Are you a little lost?

Hi there! My name is Hanna, and lately, I’ve been feeling a bit lost. Quite a bit lost. Can you relate? In fact, getting older hasn’t helped much. I seem to feel more and more like a wanderer.

Right out of high school, I went into college not quite knowing what my major would be, so I blended three of them. Upon graduating, I didn’t know what career field to jump into between teaching, business, or government, so I applied to a Master’s program. Upon being accepted, I bought an extra two years of safety in schooling. It was nice to know, “Here I am. Here’s where I’m going. I’m in school, I’m going to get a degree and for the next 2-4 years, I don’t really have to think about other things.” I graduated with a Master’s degree in French Language and Literature. This is the degree you get when you are considering teaching, and generally teaching at the upper levels. Are you surprised to find out I didn’t end up doing that?

I hesitate to continue this introduction, because I’m feeling a bit vulnerable. Perhaps you as a reader may be thinking, “Oh wow, six years of college? Poor you.” I’m not complaining about my education, I value it! I love the content of the things I studied. I just didn’t know what that would look like as a career trajectory.

After graduating, I worked as a bilingual credit specialist, meaning I made companies pay their late bills – and sometimes I did it in French. Talk about imposter syndrome (we’ll get into that later). One year later, I decided to take the plunge into teaching! I taught Kindergarten, French immersion for 2 years. This is where the real wandering begins. My husband and I decided to take a chance on travel nursing. He would get 13 week contracts at various hospitals, and I would teach online with VIPKid. We missed our home and family, I missed the Kindergartners and stability of the classroom. We traveled for a year and came back. I thought I had been found! Yay! Back in the classroom! This is where I belong.

Then again, maybe not. One more year of Kindergarten, and the first 4 or 5 months I was utterly exhausted, super stressed, and dreaded the day. The days are so long in Kindergarten.
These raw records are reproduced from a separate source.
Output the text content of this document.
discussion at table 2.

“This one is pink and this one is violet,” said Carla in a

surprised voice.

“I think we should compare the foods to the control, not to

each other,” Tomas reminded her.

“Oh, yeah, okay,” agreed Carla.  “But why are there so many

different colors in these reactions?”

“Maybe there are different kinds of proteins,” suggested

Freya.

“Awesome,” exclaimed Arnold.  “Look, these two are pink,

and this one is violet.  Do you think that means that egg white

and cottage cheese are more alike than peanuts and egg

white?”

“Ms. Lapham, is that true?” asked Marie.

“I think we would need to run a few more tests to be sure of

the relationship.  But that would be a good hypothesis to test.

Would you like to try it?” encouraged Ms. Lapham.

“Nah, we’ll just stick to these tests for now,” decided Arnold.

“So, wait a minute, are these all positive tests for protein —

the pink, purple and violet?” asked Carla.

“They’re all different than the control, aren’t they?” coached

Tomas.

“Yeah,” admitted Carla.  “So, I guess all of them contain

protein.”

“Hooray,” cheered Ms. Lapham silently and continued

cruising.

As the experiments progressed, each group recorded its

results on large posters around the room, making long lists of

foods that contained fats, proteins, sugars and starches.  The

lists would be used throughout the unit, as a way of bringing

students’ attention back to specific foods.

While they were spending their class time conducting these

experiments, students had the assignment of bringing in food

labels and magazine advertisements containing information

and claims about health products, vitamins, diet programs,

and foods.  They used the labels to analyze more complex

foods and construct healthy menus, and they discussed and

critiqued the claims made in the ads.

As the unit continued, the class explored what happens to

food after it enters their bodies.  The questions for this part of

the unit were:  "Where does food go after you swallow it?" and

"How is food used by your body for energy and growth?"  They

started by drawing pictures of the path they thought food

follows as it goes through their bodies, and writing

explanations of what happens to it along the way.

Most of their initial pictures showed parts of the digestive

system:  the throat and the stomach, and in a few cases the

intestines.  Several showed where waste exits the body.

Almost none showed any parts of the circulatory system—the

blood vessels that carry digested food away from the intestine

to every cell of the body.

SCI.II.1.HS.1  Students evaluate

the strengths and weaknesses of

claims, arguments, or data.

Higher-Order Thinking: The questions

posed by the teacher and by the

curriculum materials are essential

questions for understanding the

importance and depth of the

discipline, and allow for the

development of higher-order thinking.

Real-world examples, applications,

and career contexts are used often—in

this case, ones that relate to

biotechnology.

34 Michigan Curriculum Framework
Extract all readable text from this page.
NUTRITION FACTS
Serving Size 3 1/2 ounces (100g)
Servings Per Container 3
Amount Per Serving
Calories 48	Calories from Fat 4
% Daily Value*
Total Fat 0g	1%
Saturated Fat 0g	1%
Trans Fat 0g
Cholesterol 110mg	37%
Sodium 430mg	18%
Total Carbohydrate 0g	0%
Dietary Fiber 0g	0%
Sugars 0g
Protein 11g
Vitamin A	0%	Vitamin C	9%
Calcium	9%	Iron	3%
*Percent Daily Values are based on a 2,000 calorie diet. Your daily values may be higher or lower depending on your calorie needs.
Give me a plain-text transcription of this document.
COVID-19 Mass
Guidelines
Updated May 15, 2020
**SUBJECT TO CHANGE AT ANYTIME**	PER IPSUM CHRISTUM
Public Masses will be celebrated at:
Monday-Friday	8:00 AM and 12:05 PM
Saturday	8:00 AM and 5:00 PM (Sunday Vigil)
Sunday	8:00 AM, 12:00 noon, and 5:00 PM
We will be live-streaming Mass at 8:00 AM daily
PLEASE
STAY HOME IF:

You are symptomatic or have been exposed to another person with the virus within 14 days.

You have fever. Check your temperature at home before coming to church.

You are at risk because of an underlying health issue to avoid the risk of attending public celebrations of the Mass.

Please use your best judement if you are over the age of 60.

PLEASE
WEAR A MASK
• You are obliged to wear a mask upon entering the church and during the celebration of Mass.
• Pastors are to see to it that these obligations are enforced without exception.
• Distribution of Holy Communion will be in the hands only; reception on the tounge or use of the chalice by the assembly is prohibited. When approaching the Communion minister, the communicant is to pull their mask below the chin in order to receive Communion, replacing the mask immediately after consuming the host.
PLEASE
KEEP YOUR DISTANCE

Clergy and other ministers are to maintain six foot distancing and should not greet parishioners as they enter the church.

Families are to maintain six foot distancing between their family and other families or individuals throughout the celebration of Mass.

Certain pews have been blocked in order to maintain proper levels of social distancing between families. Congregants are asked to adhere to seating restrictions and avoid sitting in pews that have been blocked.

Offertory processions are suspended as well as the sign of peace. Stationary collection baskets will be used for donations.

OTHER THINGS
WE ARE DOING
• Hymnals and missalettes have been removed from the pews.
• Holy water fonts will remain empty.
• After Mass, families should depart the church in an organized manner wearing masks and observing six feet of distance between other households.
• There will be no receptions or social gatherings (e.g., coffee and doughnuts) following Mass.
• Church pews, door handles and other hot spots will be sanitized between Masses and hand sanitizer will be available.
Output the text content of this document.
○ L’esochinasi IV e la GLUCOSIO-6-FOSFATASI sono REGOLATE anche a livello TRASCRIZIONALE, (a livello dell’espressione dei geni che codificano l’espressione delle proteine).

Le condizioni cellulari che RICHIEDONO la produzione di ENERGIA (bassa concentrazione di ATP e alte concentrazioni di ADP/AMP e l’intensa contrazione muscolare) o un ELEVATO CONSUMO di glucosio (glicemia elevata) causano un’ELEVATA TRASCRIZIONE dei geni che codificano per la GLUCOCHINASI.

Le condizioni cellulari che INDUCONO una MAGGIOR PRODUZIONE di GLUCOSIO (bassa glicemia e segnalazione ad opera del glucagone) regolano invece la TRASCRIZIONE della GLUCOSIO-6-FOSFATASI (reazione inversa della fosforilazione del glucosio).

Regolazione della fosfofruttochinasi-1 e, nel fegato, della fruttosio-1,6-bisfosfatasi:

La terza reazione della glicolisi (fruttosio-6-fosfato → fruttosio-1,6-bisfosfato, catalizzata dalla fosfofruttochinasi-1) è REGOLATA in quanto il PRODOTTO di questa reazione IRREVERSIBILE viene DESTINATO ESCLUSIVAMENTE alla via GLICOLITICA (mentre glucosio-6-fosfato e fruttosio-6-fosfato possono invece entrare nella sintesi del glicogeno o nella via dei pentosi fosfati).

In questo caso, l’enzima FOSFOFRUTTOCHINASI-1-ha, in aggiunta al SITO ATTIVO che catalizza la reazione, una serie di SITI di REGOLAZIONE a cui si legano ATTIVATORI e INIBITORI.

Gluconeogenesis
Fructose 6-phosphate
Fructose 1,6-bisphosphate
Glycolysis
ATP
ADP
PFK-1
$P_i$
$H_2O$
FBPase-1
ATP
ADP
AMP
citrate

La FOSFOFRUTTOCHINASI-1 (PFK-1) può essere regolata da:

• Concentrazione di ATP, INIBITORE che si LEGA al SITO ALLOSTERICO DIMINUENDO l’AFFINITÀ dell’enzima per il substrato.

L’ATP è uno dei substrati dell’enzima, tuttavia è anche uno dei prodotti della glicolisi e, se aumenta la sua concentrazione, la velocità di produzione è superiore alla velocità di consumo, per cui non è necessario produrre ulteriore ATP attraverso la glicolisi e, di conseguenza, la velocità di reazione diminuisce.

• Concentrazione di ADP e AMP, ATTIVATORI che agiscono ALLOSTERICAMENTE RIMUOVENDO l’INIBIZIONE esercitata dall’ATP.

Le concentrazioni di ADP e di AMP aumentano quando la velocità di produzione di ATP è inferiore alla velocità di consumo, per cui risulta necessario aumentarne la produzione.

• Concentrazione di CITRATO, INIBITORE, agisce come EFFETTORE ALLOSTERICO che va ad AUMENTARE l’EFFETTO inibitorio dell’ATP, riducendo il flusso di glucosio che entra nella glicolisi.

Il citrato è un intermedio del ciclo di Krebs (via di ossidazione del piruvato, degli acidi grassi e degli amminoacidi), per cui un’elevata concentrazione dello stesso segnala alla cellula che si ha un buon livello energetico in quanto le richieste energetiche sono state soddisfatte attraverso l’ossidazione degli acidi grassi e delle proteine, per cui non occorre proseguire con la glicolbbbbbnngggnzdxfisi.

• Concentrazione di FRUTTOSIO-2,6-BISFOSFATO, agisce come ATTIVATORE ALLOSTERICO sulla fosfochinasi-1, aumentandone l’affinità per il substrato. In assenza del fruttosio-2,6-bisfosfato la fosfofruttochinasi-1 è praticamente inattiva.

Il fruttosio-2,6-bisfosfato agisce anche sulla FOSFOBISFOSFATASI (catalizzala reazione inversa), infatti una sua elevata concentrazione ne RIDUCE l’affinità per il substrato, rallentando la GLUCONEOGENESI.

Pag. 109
I went from complete freedom, going wherever I wanted to go and any time, back into the classroom regimen – Monday through Friday 8-4.

I’m a little embarrassed writing down the changes year over year. How can anyone respect a person who changes her mind every 1-2 years? Am I the only one who is so lost? I love kids and I love teaching, but maybe not for 7 hours a day, five days a week, with a combined total of 50-60 students (AM and PM classes). I look around at my colleagues on our Zoom meetings and wonder, “Am I the only one here who’s kind of enjoying these quiet moments of remote teaching?”

So, here I am on the internet with binoculars on gazing around to see if anyone else can relate. My hope is with this blog, we’ll be able to journey through being lost & being found together.